Lately, I've felt the need to confess my lack of enthusiasm about certain foods that seem to be all the rage right now. Every day I see a new recipe for kale or lentils. Well, I’m not a big fan of either. Believe me, I've tried! I can deal with a little kale in soups or salads, but not much. And lentils…well, I just don’t like them.
Squash is another one. I like to use it in recipes, such as my Shaker Squash Rolls and Harvest Bisque. But on its own, I just don’t like very much.
Except for this dish! I like the squash in this recipe. Yes, it's mixed with apples and cranberries, both of which I really enjoy. And the orange-maple sauce adds to the appeal. However, if that is what it takes to get me to eat cubes of good-for-me squash, then it works!
This recipe, which I developed for a Topeka Capital-Journal newspaper article, would make a great side dish for Thanksgiving.

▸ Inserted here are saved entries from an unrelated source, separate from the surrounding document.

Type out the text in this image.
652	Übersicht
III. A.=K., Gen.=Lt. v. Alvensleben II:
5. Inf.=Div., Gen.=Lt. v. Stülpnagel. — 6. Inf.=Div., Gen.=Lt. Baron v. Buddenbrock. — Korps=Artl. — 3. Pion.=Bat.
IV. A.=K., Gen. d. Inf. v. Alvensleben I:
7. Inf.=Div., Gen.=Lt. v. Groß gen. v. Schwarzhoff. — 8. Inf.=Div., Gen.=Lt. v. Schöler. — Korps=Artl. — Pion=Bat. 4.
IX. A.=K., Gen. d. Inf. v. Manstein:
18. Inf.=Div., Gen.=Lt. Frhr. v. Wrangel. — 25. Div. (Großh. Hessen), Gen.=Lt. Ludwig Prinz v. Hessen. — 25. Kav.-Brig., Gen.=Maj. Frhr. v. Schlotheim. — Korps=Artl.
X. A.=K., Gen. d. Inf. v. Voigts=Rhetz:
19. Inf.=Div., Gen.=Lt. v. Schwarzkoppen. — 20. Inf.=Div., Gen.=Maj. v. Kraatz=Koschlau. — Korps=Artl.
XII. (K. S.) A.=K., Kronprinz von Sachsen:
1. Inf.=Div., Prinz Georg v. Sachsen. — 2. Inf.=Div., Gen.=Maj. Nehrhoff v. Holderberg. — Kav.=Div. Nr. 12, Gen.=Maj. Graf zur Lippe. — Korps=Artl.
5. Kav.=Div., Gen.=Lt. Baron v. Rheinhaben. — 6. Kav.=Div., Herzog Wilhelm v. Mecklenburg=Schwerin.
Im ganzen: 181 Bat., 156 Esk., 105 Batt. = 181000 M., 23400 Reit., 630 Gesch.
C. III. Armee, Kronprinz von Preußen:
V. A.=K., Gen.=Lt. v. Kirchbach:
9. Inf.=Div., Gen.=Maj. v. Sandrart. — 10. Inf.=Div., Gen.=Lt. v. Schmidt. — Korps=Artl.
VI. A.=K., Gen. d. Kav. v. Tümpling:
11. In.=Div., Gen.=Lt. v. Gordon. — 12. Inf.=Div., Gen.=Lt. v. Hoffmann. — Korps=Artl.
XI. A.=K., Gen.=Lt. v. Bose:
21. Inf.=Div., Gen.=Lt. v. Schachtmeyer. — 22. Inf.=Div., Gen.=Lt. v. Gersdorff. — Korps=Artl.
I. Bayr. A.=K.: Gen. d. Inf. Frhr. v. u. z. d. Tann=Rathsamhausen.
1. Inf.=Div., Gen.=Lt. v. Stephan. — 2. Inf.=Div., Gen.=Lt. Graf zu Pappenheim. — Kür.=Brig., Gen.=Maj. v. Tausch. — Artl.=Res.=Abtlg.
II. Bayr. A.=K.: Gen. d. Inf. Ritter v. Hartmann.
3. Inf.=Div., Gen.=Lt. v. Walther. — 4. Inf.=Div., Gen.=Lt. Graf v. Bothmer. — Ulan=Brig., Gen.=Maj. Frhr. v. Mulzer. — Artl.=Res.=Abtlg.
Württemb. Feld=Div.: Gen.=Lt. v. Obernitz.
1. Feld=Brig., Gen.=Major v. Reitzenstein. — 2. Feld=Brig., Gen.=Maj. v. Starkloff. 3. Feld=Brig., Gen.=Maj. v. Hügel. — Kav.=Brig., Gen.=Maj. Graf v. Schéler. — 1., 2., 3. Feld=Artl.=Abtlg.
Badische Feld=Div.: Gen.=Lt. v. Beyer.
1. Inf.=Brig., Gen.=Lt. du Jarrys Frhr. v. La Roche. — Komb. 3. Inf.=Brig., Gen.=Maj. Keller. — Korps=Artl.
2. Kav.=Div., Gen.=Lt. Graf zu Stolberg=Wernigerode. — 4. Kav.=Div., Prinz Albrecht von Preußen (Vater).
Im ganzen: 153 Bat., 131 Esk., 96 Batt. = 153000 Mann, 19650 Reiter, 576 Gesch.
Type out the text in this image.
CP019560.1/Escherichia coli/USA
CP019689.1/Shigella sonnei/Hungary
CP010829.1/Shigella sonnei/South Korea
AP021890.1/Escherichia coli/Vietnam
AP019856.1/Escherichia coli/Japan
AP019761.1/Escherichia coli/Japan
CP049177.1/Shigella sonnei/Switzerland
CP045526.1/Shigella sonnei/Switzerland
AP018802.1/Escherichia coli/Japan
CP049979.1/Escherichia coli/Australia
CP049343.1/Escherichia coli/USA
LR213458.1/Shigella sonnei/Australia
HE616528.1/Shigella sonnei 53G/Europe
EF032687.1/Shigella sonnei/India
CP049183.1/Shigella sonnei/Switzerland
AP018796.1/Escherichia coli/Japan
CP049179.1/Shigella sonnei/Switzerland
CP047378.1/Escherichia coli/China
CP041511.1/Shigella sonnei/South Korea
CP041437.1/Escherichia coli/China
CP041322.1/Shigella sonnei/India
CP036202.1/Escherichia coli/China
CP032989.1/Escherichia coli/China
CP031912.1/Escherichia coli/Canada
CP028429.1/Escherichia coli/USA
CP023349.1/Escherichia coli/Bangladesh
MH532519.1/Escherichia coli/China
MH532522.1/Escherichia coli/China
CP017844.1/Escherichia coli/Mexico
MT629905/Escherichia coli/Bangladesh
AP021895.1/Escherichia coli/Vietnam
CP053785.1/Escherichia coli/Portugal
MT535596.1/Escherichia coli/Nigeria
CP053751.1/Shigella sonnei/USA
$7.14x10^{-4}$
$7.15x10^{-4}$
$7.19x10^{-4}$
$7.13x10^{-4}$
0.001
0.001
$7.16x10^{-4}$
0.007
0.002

I used kobocha squash, but you could try it with butternut or pumpkin. The recipe, minus the cubed squash, would also make a great filling for the inside of an acorn or carnival squash.
Winter Squash, Cranberry and Apple Bake
Adapted from Rolling Prairie Cookbook by
Serves 4 to 6 people
Juice and zest of 2 small or 1 large orange
1/4 teaspoon salt
1 1/2 pounds of peeled and cubed winter squash
1/2 pound fresh cranberries (or 1/4 cup dried cranberries)
2 large apples, pealed and cubed
1/2 cup raisins
Cinnamon, to taste
Preheat the oven to 350 degrees F. In a small bowl, whisk together the orange juice, orange zest, maple syrup, and salt. Set aside.
Butter an 11- by 7-inch baking dish. Add the squash, cranberries, apples and raisins and stir to combine. Pour the orange juice mixture over the top. Sprinkle a light dusting of cinnamon over the top. Cover the dish with foil and bake for 40 to 50 minutes, or until the squash is tender. Stir to coat the mixture with the sauce in the bottom of the baking dish before serving.